E para combater qualquer tentativa de regulamentação, os detratores do PL 2630, cuja votação foi adiada, estão utilizando todas as suas fichas, incluindo as mais sujas, sua especialidade. Via fake news colocam o projeto como censura, mesmo ele sendo autoexplicativo: Lei Brasileira de Liberdade, Responsabilidade e Transparência.

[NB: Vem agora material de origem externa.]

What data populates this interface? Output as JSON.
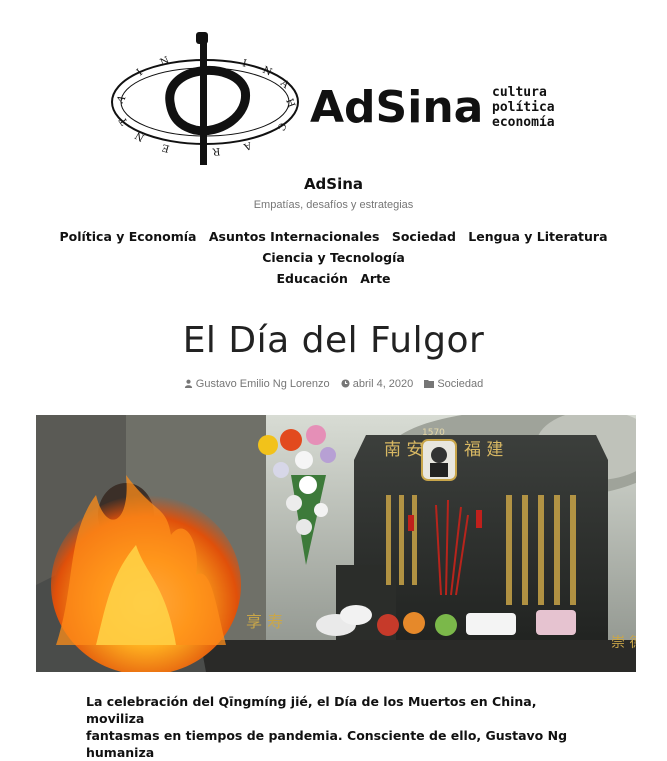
{
  "logo": {
    "wordmark": "AdSina",
    "taglines": [
      "cultura",
      "política",
      "economía"
    ],
    "ring_text": "CHINA · ARGENTINA",
    "center_glyph": "中"
  },
  "site": {
    "title": "AdSina",
    "tagline": "Empatías, desafíos y estrategias"
  },
  "nav": {
    "items": [
      "Política y Economía",
      "Asuntos Internacionales",
      "Sociedad",
      "Lengua y Literatura",
      "Ciencia y Tecnología",
      "Educación",
      "Arte"
    ]
  },
  "post": {
    "title": "El Día del Fulgor",
    "author": "Gustavo Emilio Ng Lorenzo",
    "date": "abril 4, 2020",
    "category": "Sociedad",
    "image_text": {
      "year": "1570",
      "left_glyphs": "南 安",
      "right_glyphs": "福 建",
      "base_left": "享 寿",
      "base_right": "崇 德"
    },
    "excerpt_line1": "La celebración del Qīngmíng jié, el Día de los Muertos en China, moviliza",
    "excerpt_line2": "fantasmas en tiempos de pandemia. Consciente de ello, Gustavo Ng humaniza"
  },
  "colors": {
    "meta_gray": "#767676",
    "text_dark": "#111111"
  }
}
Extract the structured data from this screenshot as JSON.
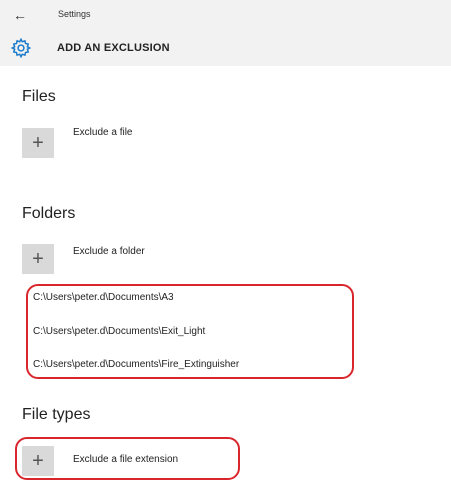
{
  "titlebar": {
    "back_icon": "arrow-left-icon",
    "app_title": "Settings"
  },
  "header": {
    "icon": "gear-icon",
    "title": "ADD AN EXCLUSION"
  },
  "files": {
    "heading": "Files",
    "add_icon": "plus-icon",
    "add_label": "Exclude a file"
  },
  "folders": {
    "heading": "Folders",
    "add_icon": "plus-icon",
    "add_label": "Exclude a folder",
    "items": [
      "C:\\Users\\peter.d\\Documents\\A3",
      "C:\\Users\\peter.d\\Documents\\Exit_Light",
      "C:\\Users\\peter.d\\Documents\\Fire_Extinguisher"
    ]
  },
  "file_types": {
    "heading": "File types",
    "add_icon": "plus-icon",
    "add_label": "Exclude a file extension"
  },
  "colors": {
    "header_bg": "#f2f2f2",
    "accent": "#1979ca",
    "button_bg": "#d9d9d9",
    "highlight": "#d9262c"
  }
}
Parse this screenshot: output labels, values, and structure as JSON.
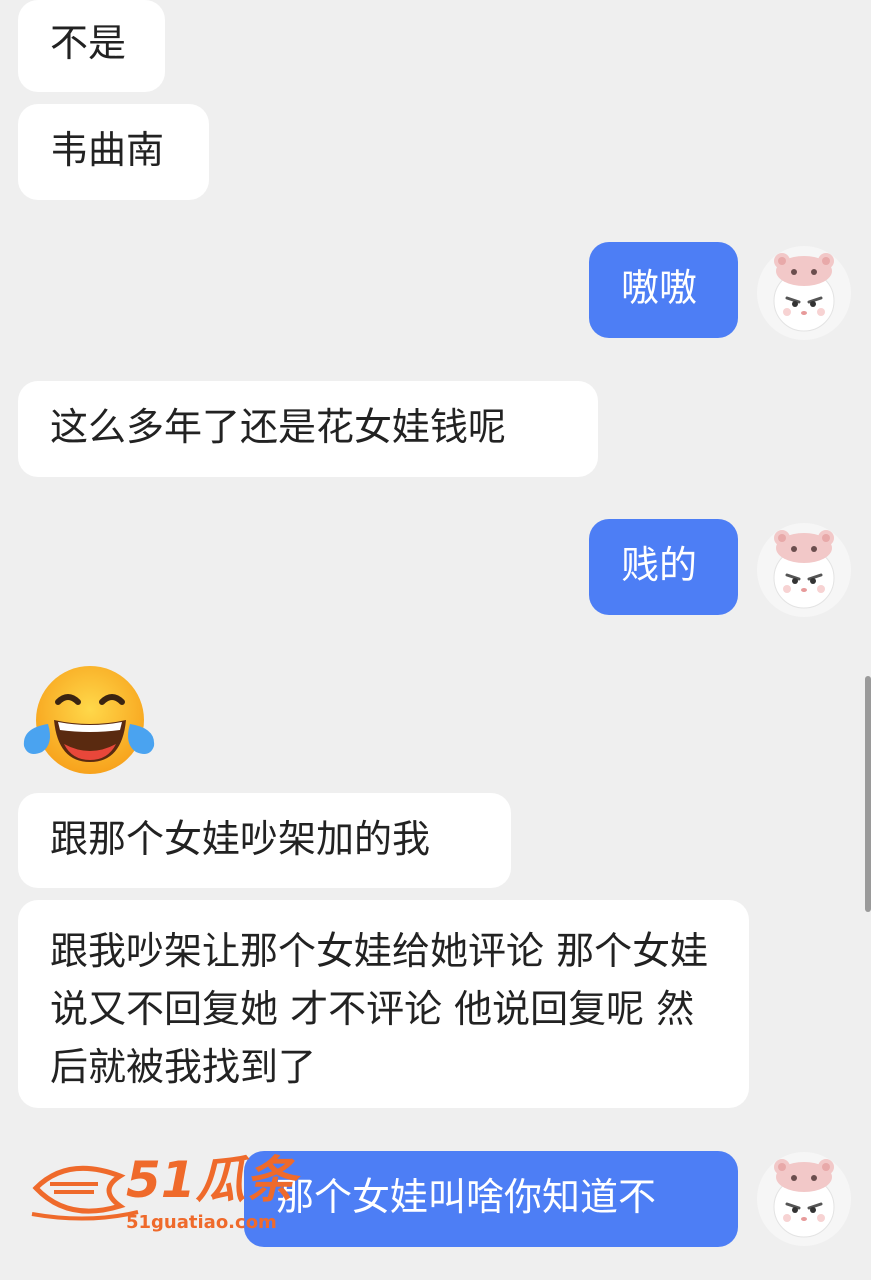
{
  "messages": [
    {
      "side": "in",
      "text": "不是"
    },
    {
      "side": "in",
      "text": "韦曲南"
    },
    {
      "side": "out",
      "text": "嗷嗷"
    },
    {
      "side": "in",
      "text": "这么多年了还是花女娃钱呢"
    },
    {
      "side": "out",
      "text": "贱的"
    },
    {
      "side": "in",
      "type": "emoji",
      "emoji": "laughing-crying-emoji"
    },
    {
      "side": "in",
      "text": "跟那个女娃吵架加的我"
    },
    {
      "side": "in",
      "text": "跟我吵架让那个女娃给她评论 那个女娃说又不回复她 才不评论 他说回复呢 然后就被我找到了"
    },
    {
      "side": "out",
      "text": "那个女娃叫啥你知道不"
    }
  ],
  "watermark": {
    "brand": "51瓜条",
    "url": "51guatiao.com"
  },
  "colors": {
    "background": "#efefef",
    "incoming_bubble": "#ffffff",
    "outgoing_bubble": "#4d7ef5",
    "watermark": "#ef6a2b"
  }
}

Para esse grupo, mesmo diante de tanta tragédia, ódio e desinformação, é pedir demais que a identificação de contas em redes sociais e serviços de mensagens instantâneas seja obrigatória, que se crie mecanismos de verificação do que é postado e que plataformas e usuários que causem danos pela disseminação de informações falsas sejam responsabilizados.

E, ao contrário do que afirmam, o projeto sequer é do governo, mas do senador Alessandro Vieira (Cidadania/SE), que o protocolou em 2020. Por óbvio não se trata de algo perfeito, e discuti-lo faz parte do jogo.

Estamos diante de um dilema a que somos chamados para resolver, caso contrário sucumbiremos enquanto espaço de convivência, enquanto aquilo que a sociologia identifica como “um grupo de indivíduos se relacionando, a fim de conseguir e preservar seus objetivos comuns que, compartilhados pelos membros da sociedade, são os próprios objetivos desta, ou seja, o bem comum.”